Laboratoire TIMC-IMAG, UMR 5525, Univ. Grenoble Alpes, CNRS, La Tronche, France; Department of Economics and Business Economics, National Centre for Register-Based Research, Aarhus University, Aarhus, Denmark.
Department of Economics and Business Economics, National Centre for Register-Based Research, Aarhus University, Aarhus, Denmark.
Am J Hum Genet. 2019 Dec 5;105(6):1213-1221. doi: 10.1016/j.ajhg.2019.11.001. Epub 2019 Nov 21.
Polygenic prediction has the potential to contribute to precision medicine. Clumping and thresholding (C+T) is a widely used method to derive polygenic scores. When using C+T, several p value thresholds are tested to maximize predictive ability of the derived polygenic scores. Along with this p value threshold, we propose to tune three other hyper-parameters for C+T. We implement an efficient way to derive thousands of different C+T scores corresponding to a grid over four hyper-parameters. For example, it takes a few hours to derive 123K different C+T scores for 300K individuals and 1M variants using 16 physical cores. We find that optimizing over these four hyper-parameters improves the predictive performance of C+T in both simulations and real data applications as compared to tuning only the p value threshold. A particularly large increase can be noted when predicting depression status, from an AUC of 0.557 (95% CI: [0.544-0.569]) when tuning only the p value threshold to an AUC of 0.592 (95% CI: [0.580-0.604]) when tuning all four hyper-parameters we propose for C+T. We further propose stacked clumping and thresholding (SCT), a polygenic score that results from stacking all derived C+T scores. Instead of choosing one set of hyper-parameters that maximizes prediction in some training set, SCT learns an optimal linear combination of all C+T scores by using an efficient penalized regression.

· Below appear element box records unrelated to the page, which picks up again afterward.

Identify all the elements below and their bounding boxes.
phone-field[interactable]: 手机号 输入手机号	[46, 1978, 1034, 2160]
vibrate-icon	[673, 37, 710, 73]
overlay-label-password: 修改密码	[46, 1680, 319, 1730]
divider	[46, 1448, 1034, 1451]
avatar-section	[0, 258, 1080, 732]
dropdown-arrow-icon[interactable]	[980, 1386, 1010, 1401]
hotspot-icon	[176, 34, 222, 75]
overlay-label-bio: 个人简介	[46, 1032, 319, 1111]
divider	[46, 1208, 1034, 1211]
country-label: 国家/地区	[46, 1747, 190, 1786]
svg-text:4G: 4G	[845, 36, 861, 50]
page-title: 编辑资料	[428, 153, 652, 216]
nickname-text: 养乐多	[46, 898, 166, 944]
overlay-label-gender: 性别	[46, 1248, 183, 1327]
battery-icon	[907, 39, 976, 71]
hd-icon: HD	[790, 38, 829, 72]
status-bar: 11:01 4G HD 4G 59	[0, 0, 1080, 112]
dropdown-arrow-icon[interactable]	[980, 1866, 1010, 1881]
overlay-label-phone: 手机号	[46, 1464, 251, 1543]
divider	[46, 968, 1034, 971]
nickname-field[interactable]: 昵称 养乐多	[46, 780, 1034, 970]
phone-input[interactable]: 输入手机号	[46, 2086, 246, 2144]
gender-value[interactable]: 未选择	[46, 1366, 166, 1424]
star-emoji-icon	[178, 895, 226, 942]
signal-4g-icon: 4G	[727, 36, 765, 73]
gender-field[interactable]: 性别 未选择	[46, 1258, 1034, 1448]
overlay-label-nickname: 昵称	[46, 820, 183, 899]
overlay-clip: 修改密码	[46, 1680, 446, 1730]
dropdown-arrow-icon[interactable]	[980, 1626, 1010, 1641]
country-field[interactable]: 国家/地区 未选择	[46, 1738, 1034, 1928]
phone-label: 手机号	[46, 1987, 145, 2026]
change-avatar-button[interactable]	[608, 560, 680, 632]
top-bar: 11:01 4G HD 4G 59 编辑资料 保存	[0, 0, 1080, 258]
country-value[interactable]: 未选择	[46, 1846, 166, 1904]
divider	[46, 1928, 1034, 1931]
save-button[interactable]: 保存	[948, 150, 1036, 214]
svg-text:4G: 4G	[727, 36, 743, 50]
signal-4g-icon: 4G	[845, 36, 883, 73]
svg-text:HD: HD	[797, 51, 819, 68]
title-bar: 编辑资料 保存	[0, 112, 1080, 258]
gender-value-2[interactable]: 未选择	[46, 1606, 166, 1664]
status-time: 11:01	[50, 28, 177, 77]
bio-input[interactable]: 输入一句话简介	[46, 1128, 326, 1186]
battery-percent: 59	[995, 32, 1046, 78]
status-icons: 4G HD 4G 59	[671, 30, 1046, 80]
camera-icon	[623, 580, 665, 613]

We apply SCT to eight different case-control diseases in the UK biobank data and find that SCT substantially improves prediction accuracy with an average AUC increase of 0.035 over standard C+T.
多基因预测有可能为精准医学做出贡献。聚类和阈值(C+T)是一种广泛用于衍生多基因评分的方法。在使用 C+T 时,会测试多个 p 值阈值以最大化衍生多基因评分的预测能力。除了这个 p 值阈值,我们还提出调整 C+T 的另外三个超参数。我们实现了一种有效的方法,可以根据四个超参数的网格来衍生数千种不同的 C+T 评分。例如,使用 16 个物理核心,为 30 万个体和 100 万个变体推导 123K 种不同的 C+T 评分只需要几个小时。我们发现,与仅调整 p 值阈值相比,对这四个超参数进行优化可以提高 C+T 在模拟和真实数据应用中的预测性能。当预测抑郁状态时,这种改进尤其明显,从仅调整 p 值阈值时的 AUC 为 0.557(95%CI:[0.544-0.569])提高到调整我们提出的所有四个超参数时的 AUC 为 0.592(95%CI:[0.580-0.604])。我们进一步提出了堆叠聚类和阈值(SCT),这是一种源自所有衍生 C+T 评分的多基因评分。SCT 不是选择一组在某些训练集中最大化预测的超参数,而是通过使用有效的惩罚回归来学习所有 C+T 评分的最佳线性组合。我们将 SCT 应用于 UK Biobank 数据中的八种不同的病例对照疾病,并发现 SCT 可以显著提高预测准确性,平均 AUC 增加 0.035 以上。